Les conseils sont gratuits et, même dans les centres qui sont intégrés dans des hôpitaux, ils sont donnés non seulement par des médecins mais, dans le cadre d'équipes pluridisciplinaires, aussi par des personnes spécialisées dans d'autres domaines. La loi prescrit expressément aux centres de consultation d'informer les personnes directement intéressées de l'assistance privée et publique sur laquelle elles peuvent compter pour mener leur grossesse à terme. Dans quelques cantons, il existe des services spécialement destinés aux personnes de langue étrangère. Lorsque ce n'est pas le cas, les femmes concernées peuvent être aiguillées sur d'autres services appropriés. Le Conseil fédéral est conscient que l'accès aux centres de consultation peut poser problème à des femmes de différentes cultures (cadres culturel et éthique différents, spécificité des conditions familiales et personnelles, etc.). Lorsque, sur la base de l'état des lieux fait par l'OFSP (cf. réponse à la motion Meier-Schatz 02.3221), il examinera les mesures à prendre afin de pallier à d'éventuelles lacunes, il portera un intérêt tout particulier à la situation des femmes provenant de différentes cultures, notamment dans leur accès aux centres de consultation.
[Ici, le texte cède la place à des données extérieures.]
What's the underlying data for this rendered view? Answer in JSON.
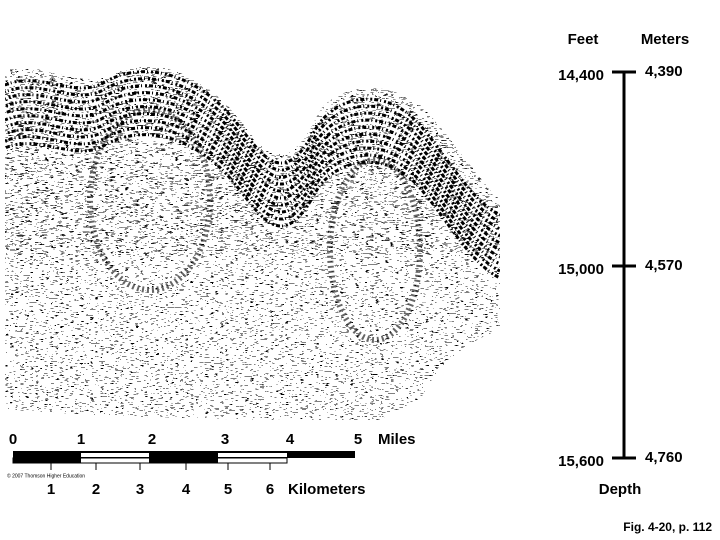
{
  "depth": {
    "headers": [
      "Feet",
      "Meters"
    ],
    "ticks": [
      {
        "feet": "14,400",
        "meters": "4,390"
      },
      {
        "feet": "15,000",
        "meters": "4,570"
      },
      {
        "feet": "15,600",
        "meters": "4,760"
      }
    ],
    "label": "Depth"
  },
  "scale": {
    "miles": [
      "0",
      "1",
      "2",
      "3",
      "4",
      "5"
    ],
    "miles_unit": "Miles",
    "kilometers": [
      "1",
      "2",
      "3",
      "4",
      "5",
      "6"
    ],
    "kilometers_unit": "Kilometers",
    "copyright": "© 2007 Thomson Higher Education"
  },
  "caption": "Fig. 4-20, p. 112"
}
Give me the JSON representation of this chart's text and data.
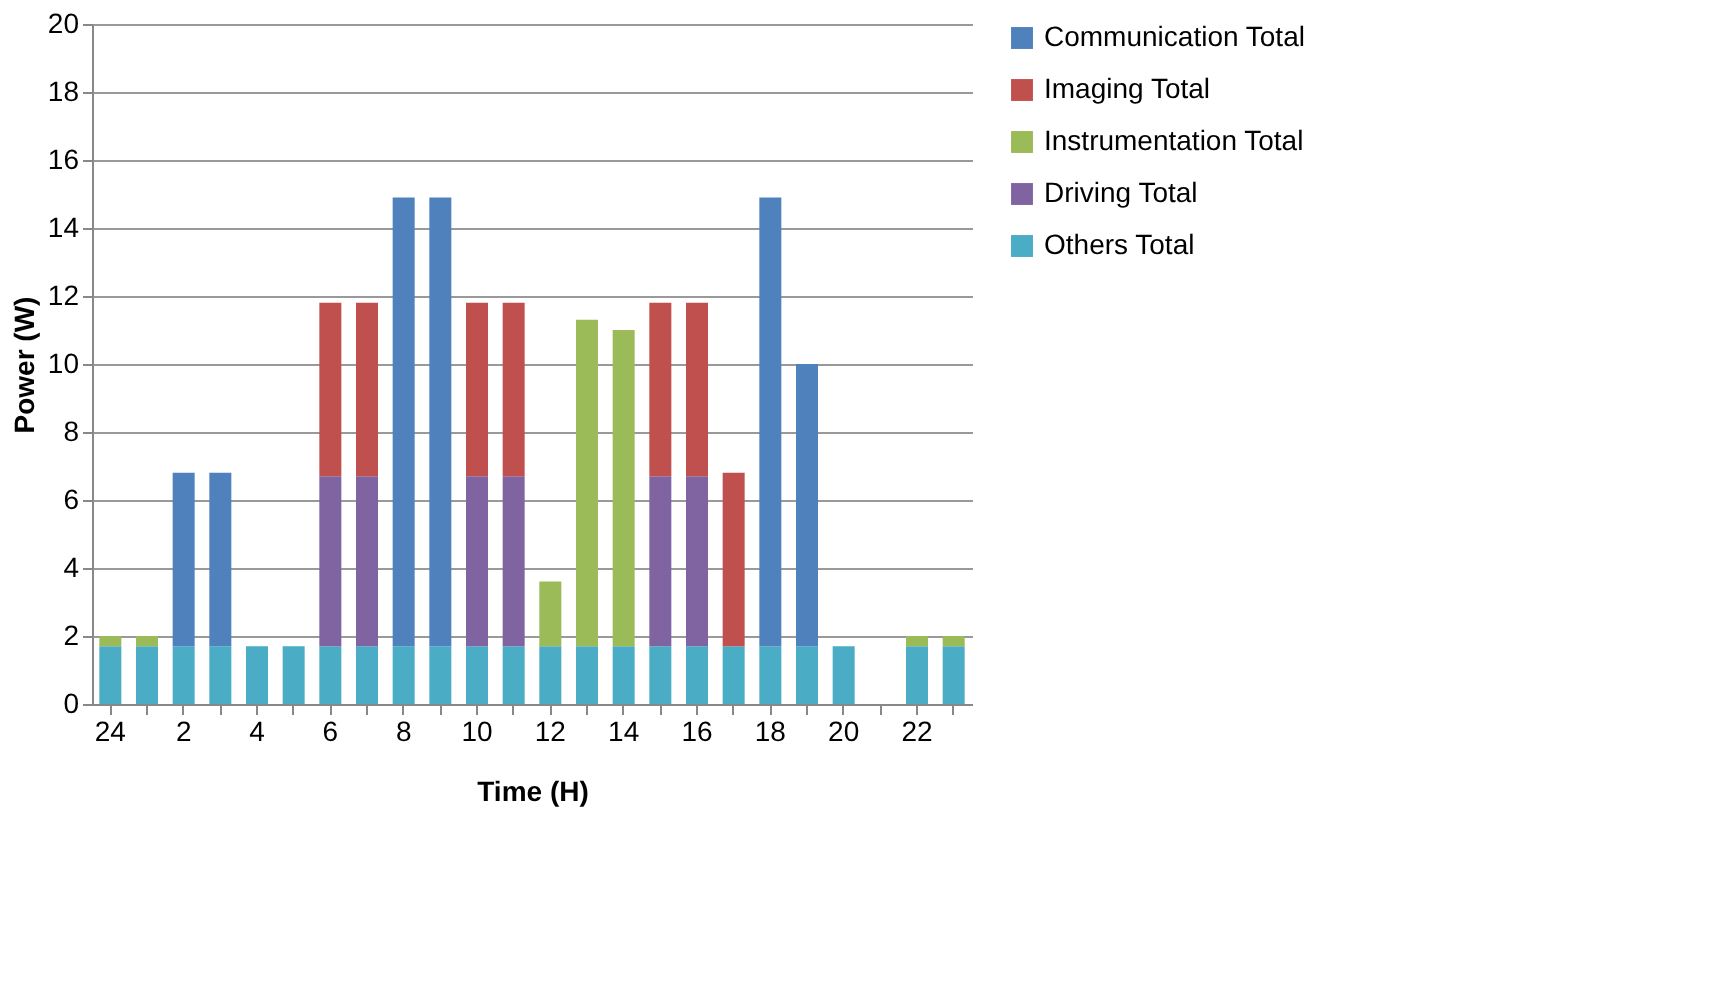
{
  "chart_data": {
    "type": "bar",
    "stacked": true,
    "xlabel": "Time (H)",
    "ylabel": "Power (W)",
    "categories": [
      "24",
      null,
      "2",
      null,
      "4",
      null,
      "6",
      null,
      "8",
      null,
      "10",
      null,
      "12",
      null,
      "14",
      null,
      "16",
      null,
      "18",
      null,
      "20",
      null,
      "22",
      null
    ],
    "series": [
      {
        "name": "Others Total",
        "color": "#4bacc6",
        "values": [
          1.7,
          1.7,
          1.7,
          1.7,
          1.7,
          1.7,
          1.7,
          1.7,
          1.7,
          1.7,
          1.7,
          1.7,
          1.7,
          1.7,
          1.7,
          1.7,
          1.7,
          1.7,
          1.7,
          1.7,
          1.7,
          0,
          1.7,
          1.7
        ]
      },
      {
        "name": "Driving Total",
        "color": "#8064a2",
        "values": [
          0,
          0,
          0,
          0,
          0,
          0,
          5,
          5,
          0,
          0,
          5,
          5,
          0,
          0,
          0,
          5,
          5,
          0,
          0,
          0,
          0,
          0,
          0,
          0
        ]
      },
      {
        "name": "Instrumentation Total",
        "color": "#9bbb59",
        "values": [
          0.3,
          0.3,
          0,
          0,
          0,
          0,
          0,
          0,
          0,
          0,
          0,
          0,
          1.9,
          9.6,
          9.3,
          0,
          0,
          0,
          0,
          0,
          0,
          0,
          0.3,
          0.3
        ]
      },
      {
        "name": "Imaging Total",
        "color": "#c0504d",
        "values": [
          0,
          0,
          0,
          0,
          0,
          0,
          5.1,
          5.1,
          0,
          0,
          5.1,
          5.1,
          0,
          0,
          0,
          5.1,
          5.1,
          5.1,
          0,
          0,
          0,
          0,
          0,
          0
        ]
      },
      {
        "name": "Communication Total",
        "color": "#4f81bd",
        "values": [
          0,
          0,
          5.1,
          5.1,
          0,
          0,
          0,
          0,
          13.2,
          13.2,
          0,
          0,
          0,
          0,
          0,
          0,
          0,
          0,
          13.2,
          8.3,
          0,
          0,
          0,
          0
        ]
      }
    ],
    "ylim": [
      0,
      20
    ],
    "yticks": [
      0,
      2,
      4,
      6,
      8,
      10,
      12,
      14,
      16,
      18,
      20
    ],
    "grid": "y",
    "legend": "right"
  }
}
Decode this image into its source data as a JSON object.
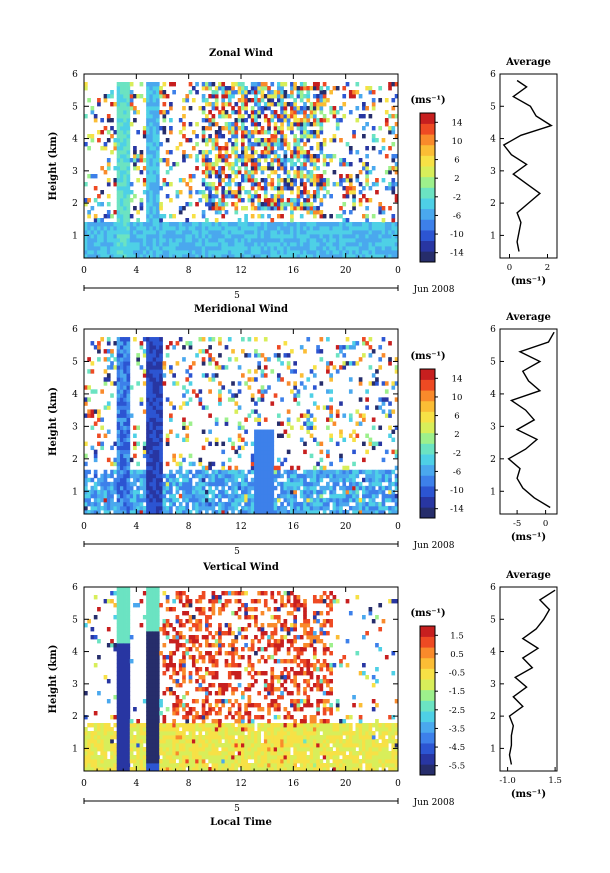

Le Conseil fédéral sait que les centres de consultation ont une grande importance, qui augmentera encore après l'entrée en vigueur des dispositions révisées du Code pénal suisse. Certes, la nouvelle réglementation ne change rien à l'exclusivité de la compétence des cantons, et elle ne contient pas non plus de base légale pour un soutien financier de la Confédération dans ce domaine. Mais elle comprend quelques prescriptions relatives aux conseils donnés, en vue d'en accroître l'efficacité. Ainsi, le guide que le médecin remet à la femme enceinte au cours de la consultation mentionnera expressément la possibilité d'une adoption. D'autre part, les cabinets et les hôpitaux que les cantons sont tenus de signaler doivent aussi remplir les conditions nécessaires pour fournir des conseils détaillés. Enfin, il doit exister des centres de consultation spécialement destinés aux adolescentes. En ce sens, les cantons sont appelés à renforcer encore leurs efforts en vue de développer l'offre en matière de consultation et leur soutien aux institutions qui font oeuvre de prévention et qui fournissent aide et conseils en cas de grossesse non désirée. Ils devront également établir une statistique cantonale des interruptions de grossesse. Le Conseil fédéral est prêt à examiner la meilleure façon d'organiser une centralisation des données recueillies par les cantons afin d'établir une statistique fédérale en matière d'interruption de grossesse. A moyen terme, il émettra les lignes directrices nécessaires à cette mise en place. Par ailleurs, diverses ONG actives dans le domaine du planning familial, ou qui se sont mobilisées pour la révision des dispositions relatives à l'interruption de grossesse, ont également présenté des propositions visant à permettre aux cantons de s'acquitter le mieux possible, et de façon coordonnée, de leurs tâches en la matière. Le Conseil fédéral est disposé à examiner quelles autres tâches d'information et de coordination il pourrait assumer ou faciliter par le biais d'un soutien spécialisé. Il s'est aussi exprimé dans ce sens dans son avis sur la motion Meier-Schatz 02.3221 ayant trait au même sujet.
Le Conseil fédéral propose de transformer la motion en postulat.